Protect your intellectual property and trademark your products whenever you can. Don’t let your business lose what makes it unique. Stop the other person from having the last laugh.
On the other hand, you could be the person who’s stealing someone’s idea. If this is their intellectual property you’re in big trouble. Sitting on the naughty step for doing this could bankrupt your company. If it doesn’t, the bad PR created could.
Sure, it’s not always intentional, but by doing your research in advance you could ensure that your business isn’t the one being accused of theft.
Once you understand that not everyone who calls up Who Wants to be a Millionaire? gets on the show, or that the scratch-cards you get free in magazines usually aren’t jackpot winners, you realise how tough it is to come by a hefty sum of money.
Seeking investment can be one of the biggest risks for a startup – especially if you’ve bet everything on being able to secure this outside funding.
Outside funding can be a problem even for the most hardened entrepreneur, so if you’re new to the startup world, chances are that finding an investor willing to take the plunge for you is going to be difficult.

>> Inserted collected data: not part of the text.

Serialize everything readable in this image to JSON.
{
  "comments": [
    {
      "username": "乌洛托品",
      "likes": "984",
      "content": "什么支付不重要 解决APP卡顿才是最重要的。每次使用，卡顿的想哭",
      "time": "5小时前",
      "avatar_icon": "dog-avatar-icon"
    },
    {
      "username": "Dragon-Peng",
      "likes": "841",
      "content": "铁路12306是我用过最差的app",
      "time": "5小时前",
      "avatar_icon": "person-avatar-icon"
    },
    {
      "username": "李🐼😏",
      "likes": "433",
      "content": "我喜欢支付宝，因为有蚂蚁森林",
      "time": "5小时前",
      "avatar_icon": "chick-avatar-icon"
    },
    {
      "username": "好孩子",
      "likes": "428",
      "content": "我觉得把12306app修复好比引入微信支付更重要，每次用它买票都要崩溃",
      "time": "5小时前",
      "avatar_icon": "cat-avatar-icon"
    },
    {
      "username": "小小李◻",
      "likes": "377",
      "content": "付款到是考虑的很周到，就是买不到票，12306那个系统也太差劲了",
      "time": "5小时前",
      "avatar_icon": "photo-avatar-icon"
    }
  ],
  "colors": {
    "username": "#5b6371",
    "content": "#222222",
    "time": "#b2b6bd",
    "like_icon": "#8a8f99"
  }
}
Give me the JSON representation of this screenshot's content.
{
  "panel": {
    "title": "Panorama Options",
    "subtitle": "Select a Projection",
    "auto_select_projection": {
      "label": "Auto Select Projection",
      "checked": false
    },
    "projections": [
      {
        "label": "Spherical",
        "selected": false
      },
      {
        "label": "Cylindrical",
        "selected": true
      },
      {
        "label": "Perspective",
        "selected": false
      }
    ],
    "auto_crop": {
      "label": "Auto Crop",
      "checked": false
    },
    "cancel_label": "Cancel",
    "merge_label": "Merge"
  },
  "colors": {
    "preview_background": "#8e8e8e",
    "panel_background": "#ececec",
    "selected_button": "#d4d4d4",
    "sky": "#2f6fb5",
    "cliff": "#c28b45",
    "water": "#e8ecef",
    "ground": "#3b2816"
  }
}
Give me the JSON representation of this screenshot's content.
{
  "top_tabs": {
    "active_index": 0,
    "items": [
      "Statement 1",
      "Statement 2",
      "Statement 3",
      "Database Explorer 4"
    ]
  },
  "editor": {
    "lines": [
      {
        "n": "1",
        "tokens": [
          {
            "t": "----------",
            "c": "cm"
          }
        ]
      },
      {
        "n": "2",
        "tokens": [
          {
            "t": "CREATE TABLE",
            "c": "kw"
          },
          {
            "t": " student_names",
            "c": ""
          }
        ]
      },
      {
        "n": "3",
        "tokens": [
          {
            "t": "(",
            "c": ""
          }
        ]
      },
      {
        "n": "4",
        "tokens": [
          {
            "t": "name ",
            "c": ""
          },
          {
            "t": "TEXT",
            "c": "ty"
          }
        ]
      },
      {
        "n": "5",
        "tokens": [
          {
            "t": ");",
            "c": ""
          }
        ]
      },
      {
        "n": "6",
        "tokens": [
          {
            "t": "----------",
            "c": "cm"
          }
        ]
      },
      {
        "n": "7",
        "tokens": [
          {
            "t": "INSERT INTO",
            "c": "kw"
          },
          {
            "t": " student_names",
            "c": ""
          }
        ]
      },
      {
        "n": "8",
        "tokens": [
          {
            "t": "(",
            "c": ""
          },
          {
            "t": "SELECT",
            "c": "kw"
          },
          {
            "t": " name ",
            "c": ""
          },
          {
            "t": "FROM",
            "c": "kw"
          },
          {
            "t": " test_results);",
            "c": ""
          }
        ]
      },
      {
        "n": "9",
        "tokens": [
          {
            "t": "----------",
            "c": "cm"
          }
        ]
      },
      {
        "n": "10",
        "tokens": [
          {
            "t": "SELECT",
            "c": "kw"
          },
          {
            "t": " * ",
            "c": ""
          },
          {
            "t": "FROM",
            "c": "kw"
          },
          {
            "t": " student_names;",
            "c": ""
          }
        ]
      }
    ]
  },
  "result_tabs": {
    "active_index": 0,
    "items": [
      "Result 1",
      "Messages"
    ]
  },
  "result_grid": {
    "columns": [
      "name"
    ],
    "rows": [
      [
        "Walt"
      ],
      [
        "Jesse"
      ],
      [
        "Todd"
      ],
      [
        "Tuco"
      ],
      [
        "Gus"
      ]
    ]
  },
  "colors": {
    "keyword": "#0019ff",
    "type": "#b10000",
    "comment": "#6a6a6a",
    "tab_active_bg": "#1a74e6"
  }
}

Perhaps you can overcome this by requesting a lower amount of funding in your initial stages. This may obviously not always be an option, but a bit of modesty and not overvaluing your business goes a long way. You’ve got to make sure your capital raising approach matches the stage that your business is at. Another option worth having is an alternative business plan - one that tells you how you’re going to fund your business go it alone.
Unfortunately, if you succeed in raising capital it’s not the end of your financial woes (sorry).
Cash flow problems plague every business. Customers can default on your invoices, the cost of your materials could increase, or, if your business has more of an appeal overseas, poor exchange rates could reduce your net profit. Increasing interest rates can also raise the cost of your working capital. These factors are normally out of your control, but it’s important to account for these potential pitfalls and work out how your startup would deal with them.
Passion is good, right?
A trait of most entrepreneurs is their unshakable confidence for their idea. Sometimes though this passion can cloud judgement. As well as being too financially invested it’s easy to also be too emotionally invested. This is something that founders are often oblivious too. It’s a situation that can lead to a business slowly being eaten away at from within.
Tied to the point above, founders can fall into the trap of counting on too much immediate investment or just not being realistic about where their business stands financially as a whole.
Not accepting help or being open to criticism, as well as not allowing something to go through before its been approved, are also common features of the ‘founder’s trap’.
The problem of having invested so much emotionally into a product or service can also make founders get ahead of themselves. Believing that their product is going to reach world domination purely because of a ‘buzz’ around the business isn’t enough. Are the people creating this frenzy going to be paying customers? What about other competitors on the same scene as you? It’s important to draw any positives out, but is this clouding the vision of where your business is realistically at?
Scrutinise your business idea and remain open to suggestions. Remember that many years down the line a successful business may look very different to how it was first envisioned…
The team that work for you are both your greatest asset and liability. People are unpredictable.
Bringing together a team that has a balanced level of expertise in all the necessary fields is the key to success. One thing that can really affect a business in its early stage is the divisions that can appear between employees. Especially if it’s over disagreements about the direction of the business. Working in a space with a bad atmosphere is the worst.
In its early stages, your team will be small and filled with people who know exactly what the deal is. Losing these individuals in your business’ formative years isn’t great. So what can be done?
It’s a tough one, as you don’t want to come across as a drill-sergeant to your employees. Anticipating confrontation and situations where the more reserved employees aren’t going to be overwhelmed by big characters can be a good approach though. While you’ll never be able to prepare for everything, keeping a close eye on your employees and making sure disagreements don’t get nasty can prevent you from reaching a stage of regret at not saying anything sooner.